Who can replace UK’s Prime Minister Boris Johnson?

PM Johnson’s resignation after a growing rebellion over a series of scandals prompts talks on his possible replacement.

Johnson
Johnson gestures as he speaks during a press conference in London [File: Hollie Adams/Pool via AP]

British Prime Minister Boris Johnson has agreed to step down, according to local media reports, bringing an end to a turbulent two and half years in office and triggering a search for a new leader.

Below is a summary of some of those who could be in the frame to replace him. However, there is no clear favourite and they are not listed in order of likely prospects.

Liz Truss

The foreign secretary has support among the ruling Conservative Party’s grassroots and has regularly topped polls of party members carried out by the website Conservative Home.

Truss has a carefully cultivated public image and was photographed in a tank last year, echoing a famous 1986 photo of Britain’s first female prime minister, Margaret Thatcher.

The 46-year-old spent the first two years of Johnson’s premiership as international trade secretary, championing Brexit, and last year was appointed as Britain’s lead negotiator with the European Union.

Truss said on Monday that Johnson had her “100 percent backing” and she urged colleagues to support him.

Jeremy Hunt

The former foreign secretary, 55, finished second to Johnson in the 2019 leadership contest. He would offer a more serious and less controversial style of leadership after the turmoil of Johnson’s premiership.

Over the last two years, Hunt has used his experience as a former health secretary to chair parliament’s health select committee and has not been tarnished by having served in the current government.

Earlier this year, he said his ambition to become prime minister “hasn’t completely vanished”. Hunt said he voted to remove Johnson in a confidence vote last month that the prime minister narrowly won.

Ben Wallace

Defence minister Ben Wallace, 52, has risen in recent months to be the most popular member of the government among Conservative Party members, according to Conservative Home, thanks to his handling of the Ukraine crisis.

A former soldier, he was mentioned in dispatches in 1992 for an incident in which the patrol he was commanding captured an Irish Republican Army unit suspected of trying to carry out a bombing on British troops.

He began his political career as a member of Scotland’s devolved assembly in May 1999, before being first elected to the Westminster parliament in 2005.

He was security minister from 2016 until taking on his current role three years later, winning plaudits as his department evacuated British nationals and allies from Afghanistan last year, and for sending weapons to Kyiv.

Rishi Sunak

Sunak, who resigned as finance minister on Tuesday, saying the British public “rightly expect government to be conducted properly, competently and seriously”, was until last year the favourite to succeed Johnson.

He was praised for a COVID-19 economic rescue package, including a costly jobs retention programme that averted mass unemployment.
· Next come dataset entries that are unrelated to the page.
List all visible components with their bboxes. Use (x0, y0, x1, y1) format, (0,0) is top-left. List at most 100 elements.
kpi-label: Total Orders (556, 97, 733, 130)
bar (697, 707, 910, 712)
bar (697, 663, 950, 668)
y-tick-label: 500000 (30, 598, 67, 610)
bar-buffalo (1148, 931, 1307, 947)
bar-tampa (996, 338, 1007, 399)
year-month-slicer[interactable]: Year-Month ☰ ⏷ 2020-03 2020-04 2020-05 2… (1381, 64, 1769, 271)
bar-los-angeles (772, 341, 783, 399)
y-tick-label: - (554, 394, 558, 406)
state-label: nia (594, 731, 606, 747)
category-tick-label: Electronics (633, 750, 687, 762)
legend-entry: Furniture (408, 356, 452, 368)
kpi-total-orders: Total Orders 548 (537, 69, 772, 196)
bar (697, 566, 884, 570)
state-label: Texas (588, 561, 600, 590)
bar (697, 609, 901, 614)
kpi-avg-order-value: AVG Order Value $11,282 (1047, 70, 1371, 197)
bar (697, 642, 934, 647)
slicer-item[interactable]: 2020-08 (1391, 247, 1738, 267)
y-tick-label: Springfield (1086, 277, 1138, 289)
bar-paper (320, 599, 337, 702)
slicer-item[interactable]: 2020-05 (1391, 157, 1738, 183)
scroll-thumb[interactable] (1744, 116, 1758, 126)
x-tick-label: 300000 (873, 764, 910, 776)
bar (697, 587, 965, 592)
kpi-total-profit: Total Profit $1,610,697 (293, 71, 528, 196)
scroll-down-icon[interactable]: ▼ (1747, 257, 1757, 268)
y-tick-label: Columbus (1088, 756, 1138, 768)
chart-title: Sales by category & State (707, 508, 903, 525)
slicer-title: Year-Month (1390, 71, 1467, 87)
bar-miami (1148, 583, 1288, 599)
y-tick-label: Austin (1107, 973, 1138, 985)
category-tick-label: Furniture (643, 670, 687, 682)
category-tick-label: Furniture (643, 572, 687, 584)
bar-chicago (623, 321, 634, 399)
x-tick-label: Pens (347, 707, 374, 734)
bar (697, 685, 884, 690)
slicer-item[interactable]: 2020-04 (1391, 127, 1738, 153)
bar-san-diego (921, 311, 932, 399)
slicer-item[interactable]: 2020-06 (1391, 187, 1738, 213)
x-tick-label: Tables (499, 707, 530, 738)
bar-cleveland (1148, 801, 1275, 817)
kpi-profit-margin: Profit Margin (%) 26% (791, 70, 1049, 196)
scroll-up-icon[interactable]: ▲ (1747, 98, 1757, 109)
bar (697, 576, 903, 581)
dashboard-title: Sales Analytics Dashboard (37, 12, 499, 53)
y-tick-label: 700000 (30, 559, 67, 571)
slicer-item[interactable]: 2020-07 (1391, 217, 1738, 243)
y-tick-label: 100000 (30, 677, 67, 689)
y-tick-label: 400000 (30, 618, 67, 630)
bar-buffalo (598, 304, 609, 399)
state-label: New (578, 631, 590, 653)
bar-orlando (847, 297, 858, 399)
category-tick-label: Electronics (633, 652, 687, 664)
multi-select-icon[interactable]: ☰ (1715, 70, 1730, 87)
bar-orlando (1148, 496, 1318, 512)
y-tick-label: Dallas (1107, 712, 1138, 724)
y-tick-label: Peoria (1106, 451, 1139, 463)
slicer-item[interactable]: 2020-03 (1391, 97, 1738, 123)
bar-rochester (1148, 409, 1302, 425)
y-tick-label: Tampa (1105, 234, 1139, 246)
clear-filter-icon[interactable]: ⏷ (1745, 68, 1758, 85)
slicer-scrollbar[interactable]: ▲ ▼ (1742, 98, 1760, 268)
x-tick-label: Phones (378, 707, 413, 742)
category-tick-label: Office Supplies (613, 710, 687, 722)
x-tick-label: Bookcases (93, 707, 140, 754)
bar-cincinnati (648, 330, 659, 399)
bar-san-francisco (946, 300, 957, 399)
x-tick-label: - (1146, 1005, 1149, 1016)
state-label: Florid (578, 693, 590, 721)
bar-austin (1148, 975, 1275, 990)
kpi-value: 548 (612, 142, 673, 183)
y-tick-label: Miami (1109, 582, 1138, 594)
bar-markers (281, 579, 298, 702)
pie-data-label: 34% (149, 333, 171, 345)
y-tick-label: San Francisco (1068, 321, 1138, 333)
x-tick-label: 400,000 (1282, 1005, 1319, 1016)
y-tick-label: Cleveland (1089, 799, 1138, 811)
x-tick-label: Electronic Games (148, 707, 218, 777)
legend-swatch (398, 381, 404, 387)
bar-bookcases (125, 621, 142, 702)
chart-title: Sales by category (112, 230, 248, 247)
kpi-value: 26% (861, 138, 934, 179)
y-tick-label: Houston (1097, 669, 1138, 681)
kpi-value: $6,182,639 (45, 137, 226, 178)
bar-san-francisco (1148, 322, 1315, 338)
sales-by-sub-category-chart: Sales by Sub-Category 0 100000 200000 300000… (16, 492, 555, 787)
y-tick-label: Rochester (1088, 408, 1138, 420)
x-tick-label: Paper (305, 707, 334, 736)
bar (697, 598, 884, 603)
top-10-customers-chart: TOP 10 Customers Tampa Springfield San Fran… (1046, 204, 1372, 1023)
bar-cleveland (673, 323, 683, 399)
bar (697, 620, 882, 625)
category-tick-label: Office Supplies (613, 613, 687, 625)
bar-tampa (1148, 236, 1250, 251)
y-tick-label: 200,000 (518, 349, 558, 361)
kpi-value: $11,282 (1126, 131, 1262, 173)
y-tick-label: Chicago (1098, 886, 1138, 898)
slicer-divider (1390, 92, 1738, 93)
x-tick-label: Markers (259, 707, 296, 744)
But Sunak later faced criticism for not giving enough cost-of-living support to households. Revelations about his wealthy wife’s non-domiciled tax status and a fine he received, along with Johnson, for breaking COVID lockdown rules have damaged his standing.

His tax-and-spend budget last year put Britain on course for its biggest tax burden since the 1950s, undermining his claims to favour lower taxes.

Sajid Javid

Javid was the first cabinet minister to resign in protest over accusations that Johnson misled the public over what he knew about sexual harassment allegations against a Conservative politician.

A former banker and a champion of free markets, Javid has served in several cabinet roles, most recently as health minister. He resigned as Johnson’s finance minister in 2020.

The son of Pakistani Muslim immigrant parents, he is a Thatcher admirer and finished fourth in the 2019 leadership contest to replace former Prime Minister Theresa May.

Nadhim Zahawi

The newly appointed finance minister impressed as vaccines minister when Britain had one of the world’s fastest rollouts of COVID jabs.

Zahawi’s personal story as a former refugee from Iraq who came to Britain as a child sets him apart from other contenders.

He co-founded polling company YouGov before entering parliament in 2010. His last job was as education secretary. Zahawi said last week that it would be a “privilege” to be prime minister at some stage.

Penny Mordaunt

The former defence secretary was sacked by Johnson when he became prime minister after she endorsed his rival Hunt during the last leadership contest.

Mordaunt was a passionate supporter of leaving the EU and made national headlines by taking part in a now-defunct reality TV diving show.

Currently a junior trade minister, Mordaunt called the lockdown-breaking parties in government “shameful”. She had previously expressed loyalty to Johnson.

Tom Tugendhat

The chair of parliament’s foreign affairs committee, and a former soldier who fought in Iraq and Afghanistan, has already indicated he would run in any leadership contest.

He has been a regular critic of Johnson and would offer his party a clean break with previous governments.

However, he is relatively untested because he has never served in the cabinet.

Suella Braverman

A Brexit-backing attorney general, Braverman has indicated she will run for the leadership.

She was heavily criticised by lawyers during her tenure after the government sought to break international law over post-Brexit trade rules in Northern Ireland.